(Posted earlier, did not appear. Now reposted, after modification). Robert Hansen (RH) posted Jul 4, 2013 5:09 AM: > > On Jul 3, 2013, at 2:21 PM, Joe Niederberger > <firstname.lastname@example.org> wrote: > > > I think you could teach modus ponens to a sixth > grader though, and it *may* help > > Forget a sixth grader, how exactly do you teach modus > ponens to anyone? Again, to my analogy, how do you > teach someone what a rose smells like? > IMHO, *teaching* anyone anything is mainly a matter of getting him//her interested in what you (the 'teacher') are interested in 'teaching' - and then providing examples, discussing general rules, if any, etc, etc. In general, whatever is sought to be taught should be 'age-appropriate'. The *teacher* does need to remember that *teaching* does not 'stand alone', but is ALWAYS part of the dyad of 'teaching + learning'. (This seems to be self-evident - but it is remarkable how many 'teachers' forget it and treat *teaching* as the whole thing). . A: E.g.: 'Teaching' modus ponens (to a sixth-grader; or to anyone else): The *teacher* has first of all to convince him-/herself that the dyad of 'teaching + learning' is fundamental, not *teaching* alone. He/she may then convince him-/herself that what is actually needed is mainly to convince the student that "Hey, this stuff IS interesting!". (It is believed that, in general, kids younger than sixth-graders may not be much interested in modus ponens, etc (though they may well find interest in sniffing the roses).
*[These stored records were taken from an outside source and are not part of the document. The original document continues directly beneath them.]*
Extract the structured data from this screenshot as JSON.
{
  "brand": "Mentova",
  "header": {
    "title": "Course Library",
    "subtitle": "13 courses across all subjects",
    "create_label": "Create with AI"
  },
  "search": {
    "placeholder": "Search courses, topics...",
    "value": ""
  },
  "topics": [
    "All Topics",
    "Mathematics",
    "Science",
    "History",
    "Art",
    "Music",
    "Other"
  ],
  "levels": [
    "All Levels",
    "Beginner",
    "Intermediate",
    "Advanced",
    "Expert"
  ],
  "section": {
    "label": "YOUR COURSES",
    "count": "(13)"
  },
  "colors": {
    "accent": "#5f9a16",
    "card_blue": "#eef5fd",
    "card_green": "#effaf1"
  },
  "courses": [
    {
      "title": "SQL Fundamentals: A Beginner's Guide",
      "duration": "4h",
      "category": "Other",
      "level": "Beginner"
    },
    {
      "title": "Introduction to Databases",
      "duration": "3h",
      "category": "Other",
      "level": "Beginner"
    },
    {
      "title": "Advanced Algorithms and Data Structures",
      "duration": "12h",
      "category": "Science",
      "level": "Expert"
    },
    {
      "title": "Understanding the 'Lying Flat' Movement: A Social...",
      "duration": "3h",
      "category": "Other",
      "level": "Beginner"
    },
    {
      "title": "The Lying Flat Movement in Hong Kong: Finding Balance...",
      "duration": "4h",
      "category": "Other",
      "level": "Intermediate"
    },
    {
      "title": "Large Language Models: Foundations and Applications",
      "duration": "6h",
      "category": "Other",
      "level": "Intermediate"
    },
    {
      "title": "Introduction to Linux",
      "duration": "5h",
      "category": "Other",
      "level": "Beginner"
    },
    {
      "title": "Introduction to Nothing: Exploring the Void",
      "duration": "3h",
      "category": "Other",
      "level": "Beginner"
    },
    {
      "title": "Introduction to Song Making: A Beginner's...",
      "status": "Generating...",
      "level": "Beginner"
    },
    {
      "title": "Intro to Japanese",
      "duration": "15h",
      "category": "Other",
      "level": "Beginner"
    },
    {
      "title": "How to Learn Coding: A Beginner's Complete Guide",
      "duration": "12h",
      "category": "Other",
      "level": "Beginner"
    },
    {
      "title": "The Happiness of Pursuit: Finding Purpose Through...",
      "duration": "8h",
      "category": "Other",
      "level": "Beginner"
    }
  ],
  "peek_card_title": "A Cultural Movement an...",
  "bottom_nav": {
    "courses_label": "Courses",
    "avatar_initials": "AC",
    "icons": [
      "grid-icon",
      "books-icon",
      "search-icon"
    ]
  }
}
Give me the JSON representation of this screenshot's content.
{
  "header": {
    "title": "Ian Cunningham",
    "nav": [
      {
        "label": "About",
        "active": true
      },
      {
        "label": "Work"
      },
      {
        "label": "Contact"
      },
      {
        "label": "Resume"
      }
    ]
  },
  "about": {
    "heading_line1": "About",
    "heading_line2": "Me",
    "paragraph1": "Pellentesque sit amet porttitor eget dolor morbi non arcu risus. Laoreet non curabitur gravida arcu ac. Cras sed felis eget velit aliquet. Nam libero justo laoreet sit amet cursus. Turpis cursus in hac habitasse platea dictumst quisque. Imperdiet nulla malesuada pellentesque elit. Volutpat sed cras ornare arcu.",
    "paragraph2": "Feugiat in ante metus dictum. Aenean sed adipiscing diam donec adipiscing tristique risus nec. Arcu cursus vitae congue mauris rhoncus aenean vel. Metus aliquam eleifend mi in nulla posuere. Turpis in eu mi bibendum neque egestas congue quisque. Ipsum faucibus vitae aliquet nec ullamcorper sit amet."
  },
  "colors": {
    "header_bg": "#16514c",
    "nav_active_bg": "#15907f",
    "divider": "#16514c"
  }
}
After *teacher* has *captured the student's interest*, the student will more or less teach him-/herself (and will thereby 'learn' what modus ponens might be). The teacher's job is then mainly to:
i) Suggest plenty of examples, instances, etc, from situations that may interest the student;
ii) Try and help the student resolve the doubts he/she may express (/not express).
That's it. The student will surely learn by 'teaching' him-/herself just what modus ponens is - as well as modus tollens. In fact, I'd suggest that plenty of modus tollens will automatically appear while examples/instances are generated of modus ponens.
B: Likewise for 'teaching' someone how to smell a rose.
Provide rose, near nose (or other smell-sense organ) of learner. Say, "This is a rose". Student will get the whiff of the rose's perfume - and will then 'teach' him-/herself just how to go about smelling it, what the smell 'feels' like, etc, etc, etc. I suggest that - for completeness of 'lesson' - other flowers may also be provided (in similar fashion). Perhaps a rotten egg also, for completeness of 'lesson'.
C: In general, as may be gauged from 'A' and 'B' above, I believe that 'common sense' will help a lot, in this and in most other situations.